The bandit swung a leg over the horse’s neck and jumped down in one fluid movement without speaking, those dark eyes burning into her soul.
She jerked back a step and the pistol went off. The pop was barely audible in the storm, but the recoil threw her down hard on her backside and she saw the man jerk back.
Had she hit him?
Before the thought had a chance to register, the stallion reared, its hooves pawing the air above her head. The bandit caught the horse’s reins before the animal could trample her into the desert floor, and she felt a rush of relief. Within seconds, though, he loomed over her again and the relief that she hadn’t killed him turned to panic. She scrambled back on her bottom, kicked out with her feet.
‘Get away from me.’
Where was the gun?
She searched for it frantically, but her vision was all but obscured by the swirling sands. He had become the only focus, the ominous outline bearing down on her.
Long fingers shot from the storm and gripped her arm. He hauled her up, bent down and hefted her onto his shoulder with such speed and strength she could barely grasp what was happening before she found herself straddling the huge black horse’s sweat-soaked back.

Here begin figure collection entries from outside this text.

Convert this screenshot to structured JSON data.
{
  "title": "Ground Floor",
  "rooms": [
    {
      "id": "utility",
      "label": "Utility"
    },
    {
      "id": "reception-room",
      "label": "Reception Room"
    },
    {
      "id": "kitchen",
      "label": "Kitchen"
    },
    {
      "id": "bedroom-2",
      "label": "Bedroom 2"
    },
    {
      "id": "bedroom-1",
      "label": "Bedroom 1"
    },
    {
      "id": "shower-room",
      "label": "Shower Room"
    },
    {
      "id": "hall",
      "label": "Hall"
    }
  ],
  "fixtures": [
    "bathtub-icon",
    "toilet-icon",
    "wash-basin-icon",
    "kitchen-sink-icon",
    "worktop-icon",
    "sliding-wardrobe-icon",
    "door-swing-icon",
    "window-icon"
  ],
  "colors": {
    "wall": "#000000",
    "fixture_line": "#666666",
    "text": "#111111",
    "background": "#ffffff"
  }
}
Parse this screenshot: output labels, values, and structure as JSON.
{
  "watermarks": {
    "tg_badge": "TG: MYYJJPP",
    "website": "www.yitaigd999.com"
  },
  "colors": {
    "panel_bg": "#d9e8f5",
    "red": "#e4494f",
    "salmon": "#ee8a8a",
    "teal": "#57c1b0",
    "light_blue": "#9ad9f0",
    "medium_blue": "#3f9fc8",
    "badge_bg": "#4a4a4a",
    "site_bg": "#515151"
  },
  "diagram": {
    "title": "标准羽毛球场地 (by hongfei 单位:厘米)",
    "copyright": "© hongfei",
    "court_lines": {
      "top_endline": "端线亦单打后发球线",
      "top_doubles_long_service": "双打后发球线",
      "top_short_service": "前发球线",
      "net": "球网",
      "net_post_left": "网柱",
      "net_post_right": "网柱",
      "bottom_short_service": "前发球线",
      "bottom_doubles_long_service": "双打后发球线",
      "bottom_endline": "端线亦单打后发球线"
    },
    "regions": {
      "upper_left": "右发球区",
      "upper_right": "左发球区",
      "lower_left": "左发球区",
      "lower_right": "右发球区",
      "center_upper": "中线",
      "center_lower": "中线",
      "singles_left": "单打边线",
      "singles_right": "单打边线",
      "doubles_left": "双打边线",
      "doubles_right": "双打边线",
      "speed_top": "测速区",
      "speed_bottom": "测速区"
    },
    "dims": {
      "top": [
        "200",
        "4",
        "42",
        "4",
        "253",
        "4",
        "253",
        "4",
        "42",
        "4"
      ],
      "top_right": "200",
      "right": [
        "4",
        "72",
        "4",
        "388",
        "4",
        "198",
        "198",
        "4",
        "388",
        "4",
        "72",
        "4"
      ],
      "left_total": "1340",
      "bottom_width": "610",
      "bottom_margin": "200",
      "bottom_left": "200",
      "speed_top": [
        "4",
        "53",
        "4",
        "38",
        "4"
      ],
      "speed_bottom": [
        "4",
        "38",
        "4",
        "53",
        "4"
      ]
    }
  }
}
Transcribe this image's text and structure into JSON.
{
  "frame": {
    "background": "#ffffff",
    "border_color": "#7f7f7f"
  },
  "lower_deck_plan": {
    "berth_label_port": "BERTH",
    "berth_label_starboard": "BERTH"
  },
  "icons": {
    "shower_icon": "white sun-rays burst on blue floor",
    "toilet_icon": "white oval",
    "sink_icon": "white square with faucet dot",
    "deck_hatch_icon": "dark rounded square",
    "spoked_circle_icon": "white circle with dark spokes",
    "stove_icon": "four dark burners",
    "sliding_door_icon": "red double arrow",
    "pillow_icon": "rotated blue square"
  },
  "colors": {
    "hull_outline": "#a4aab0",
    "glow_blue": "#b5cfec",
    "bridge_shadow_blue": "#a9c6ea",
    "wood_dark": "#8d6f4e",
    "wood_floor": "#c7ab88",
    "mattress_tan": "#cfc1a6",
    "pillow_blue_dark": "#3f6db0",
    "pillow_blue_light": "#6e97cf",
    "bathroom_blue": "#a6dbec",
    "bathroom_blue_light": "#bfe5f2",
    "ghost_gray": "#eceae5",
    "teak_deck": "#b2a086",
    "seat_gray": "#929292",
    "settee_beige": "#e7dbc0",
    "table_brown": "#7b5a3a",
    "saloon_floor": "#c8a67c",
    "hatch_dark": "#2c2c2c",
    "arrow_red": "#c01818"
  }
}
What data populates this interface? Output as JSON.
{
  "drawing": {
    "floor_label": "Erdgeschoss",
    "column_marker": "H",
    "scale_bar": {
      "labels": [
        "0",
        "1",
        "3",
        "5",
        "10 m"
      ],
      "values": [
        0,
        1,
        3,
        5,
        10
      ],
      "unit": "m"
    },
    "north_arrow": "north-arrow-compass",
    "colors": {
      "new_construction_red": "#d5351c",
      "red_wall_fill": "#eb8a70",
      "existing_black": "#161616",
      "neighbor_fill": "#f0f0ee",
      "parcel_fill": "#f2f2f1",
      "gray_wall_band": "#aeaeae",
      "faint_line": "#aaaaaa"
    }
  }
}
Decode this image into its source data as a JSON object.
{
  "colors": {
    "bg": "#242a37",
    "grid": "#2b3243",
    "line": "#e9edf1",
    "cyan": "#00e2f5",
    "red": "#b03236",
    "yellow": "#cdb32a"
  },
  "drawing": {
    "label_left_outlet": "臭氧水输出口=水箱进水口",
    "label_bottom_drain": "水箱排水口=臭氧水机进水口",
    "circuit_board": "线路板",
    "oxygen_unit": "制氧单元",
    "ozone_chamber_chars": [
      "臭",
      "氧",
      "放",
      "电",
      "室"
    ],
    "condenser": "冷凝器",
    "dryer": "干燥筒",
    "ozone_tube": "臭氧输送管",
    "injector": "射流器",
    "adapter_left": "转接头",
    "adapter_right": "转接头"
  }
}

She lifted her leg, trying to dismount, but before she could get her knee over the pommel, he had mounted behind her.
He grasped the reins with one hand and banded his other arm around her midriff, pulling her into the unyielding strength of his body.
She let out an ‘Oomph…’ as the air was expelled from her lungs. The iron band of his forearm pressed into her breasts. Then suddenly they were flying, her bottom bouncing on the saddle—abandoning the Jeep, which was already half-buried in sand. Her body was forced to succumb to the will of his much bigger, much stronger one as he bent forward, his robes shielding her from the sand stinging her eyes. She tried to cry out, to fight the lethargy wrought by terror, the visceral heat coursing through her body making her too aware of every place their bodies touched.
He’s kidnapping you. You must fight. You must survive.
The words screamed in her head, but her breathing was so rapid now it was painful, her whole body confined, subdued, overwhelmed by his and the storm of sand and dust and darkness raging around them.
They seemed to ride for ever through the swirl of sand—until eventually her fear and panic stopped crushing her ribs and her body melted into exhaustion. The rhythm of the horse’s movements seeped into her bones, the man’s unyielding strength cocooning her against the elements.
Was this Stockholm syndrome? she wondered vaguely, her tired mind no longer capable of engaging with the terror as her body succumbed to the impenetrable darkness, the controlled purpose of her captor’s movements and the stultifying heat coursing through her.
As her eyes drifted shut and her bones turned to water, she dropped down through the years, until she became that little girl again. But this time she was no longer alone and defenceless, her mother gone without a backward glance, but sheltered in strong arms against the storm.